AHLAN WA SAHLAN

Puisi adalah jiwa. Luapan perasaan. Dalam puisi ada cinta, nostalgia, ideologi, dan rasa syukur.


Tulislah apa yang ada di pikiranmu. Luapkan dalam coretan-coretan indahmu. Dan sepuluh tahun lagi mungkin kau akan tertawa atau bahkan mungkin coretan itu akan menjadi sebuah memori yang mahal. menjadi sebuah cerita tersendiri yang bisa dikenang. Yups, selagi kita masih bisa menulis, kenapa kita tidak meluapkannya dalam coretan-coretan? Meskipun coretan itu hanya bisa kita nikmati sendiri (hehe... menghibur diri ni?)

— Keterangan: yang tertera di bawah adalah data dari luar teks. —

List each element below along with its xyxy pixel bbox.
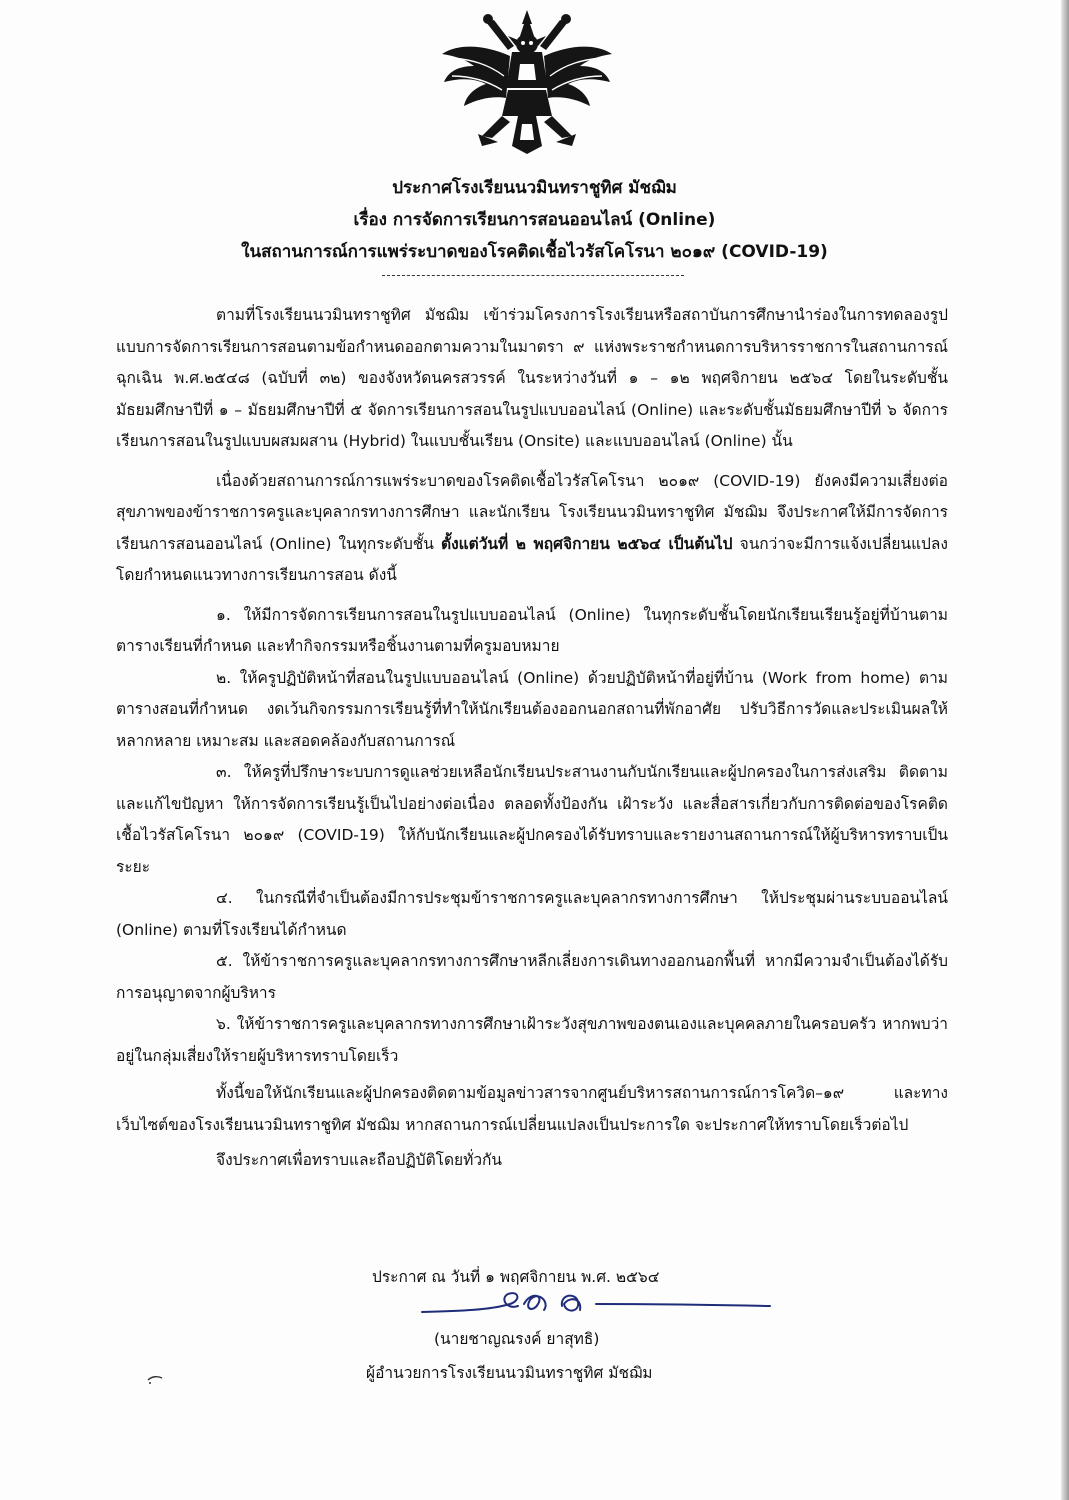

Pernah frustasi gara-gara karyamu gak pernah diterima? Nasiiib... nasiiib. Kalo iya, berarti kamu senasib dong ma aku. Asiiik ada temen senasib nih! Ceritanya aku lagi frustasi nih lianna (kan biasanya pake coz, sekarang ganti lianna ja biar lebih..... apa ya? lebih bernuansa kearaban gitu deh! Biar ga English mulu!) puisiku ga diterima di majalah yang pernah kukirim, akhirnya bikin blog sendiri ja deeeh. Yaah, nikmati sendirilah.

Kamis, 09 April 2009

Dalam bis

Ketika itu aku sedang duduk di samping ibuku dalam sebuah bis Cendana kecil dari terminal Bojonegoro menuju terminal Ngawi. Alhamdulillah, aku dan ibuku mendapat tempat duduk. Beberapa penumpang berdiri berdesakan karena tidak lagi kebagian tempat duduk. Kalau tidak salah waktu itu berkisar tanggal 7 Syawal. Jadi arus balik masih ramai.
Entah waktu itu aku kelas berapa KMI. Yang pasti Ibuku belum tega membiarkanku berangkat sendiri dan masih setia mengantarku sampai pondok tercinta, Gontor Putri 1. Hehee.... anak mami juga nih!
Baru berjalan beberapa menit, bis berhenti. Tampaknya sopir bus masih sangat bernafsu mencari penumpang meskipun bis sudah mengerang karena terlalu sesak. Seorang ibu muda sambil menggendong anaknya yang masih sangat kecil -sekitar satu tahunanlah- bergabung dalam bis. Entah kenapa naluri kemanusiaanku jalan juga. Aku merasa kasihan melihat ibu itu. Tapi aku tidak langsung berdiri. Kulirik ibuku memberi isyarat kalau aku ingin berdiri dan memberikan tempat dudukku kepada ibu muda yang sedang menggendong anaknya tersebut. Namun.... Ibuku menggeleng. Aku kecewa. Tapi aku tidak menyerah. Kupaksa Ibu untuk memberiku izin. masih dengan isyarat, tanpa suara. Akhirnya Ibuku kalah. Hehe.....
Ibu mengingatkanku bahwa perjalanan masih dua jam. Masih lama. "Kuat ga berdiri dua jam?". Aku mengangguk. Ibu pun mengangguk juga akhirnya. Yes! berhasil.
Aku lantas berdiri dan mempersilahkan ibu muda tadi -entah siapa namanya, ga terpikir untuk kenalan- duduk di samping Ibuku.
Cape juga sih berdiri hampir dua jam. Tapi ada rasa puas. Nikmat.
Heeemmmm, jadi teringat beberapa tahun sebelum itu. Ketika aku masih duduk di bangku Mts. Peristiwanya juga terjadi dalam bis. Bis yang kutumpangi bersama Ibu dari Surabaya menuju Lamongan. Ketika itu aku dan ibuku sama-sama berdiri karena semua tempat duduk sudah penuh. Ibuku menggendong keponakanku (waah dah jadi tante nih!) yang berumur dua tahun (Aku sayang banget nih sama dia. kangen nih lama ga ketemu). Sedih..... ga ada seorang pun yang mau berdiri. Setelah beberapa lamaa.... keponakanku menangis ingin duduk. Tapi semua tempat duduk sudah penuh. Akhirnya ada juga seorang pemuda yang bersedia memberikan tempat duduknya kepada ibuku. Thanks.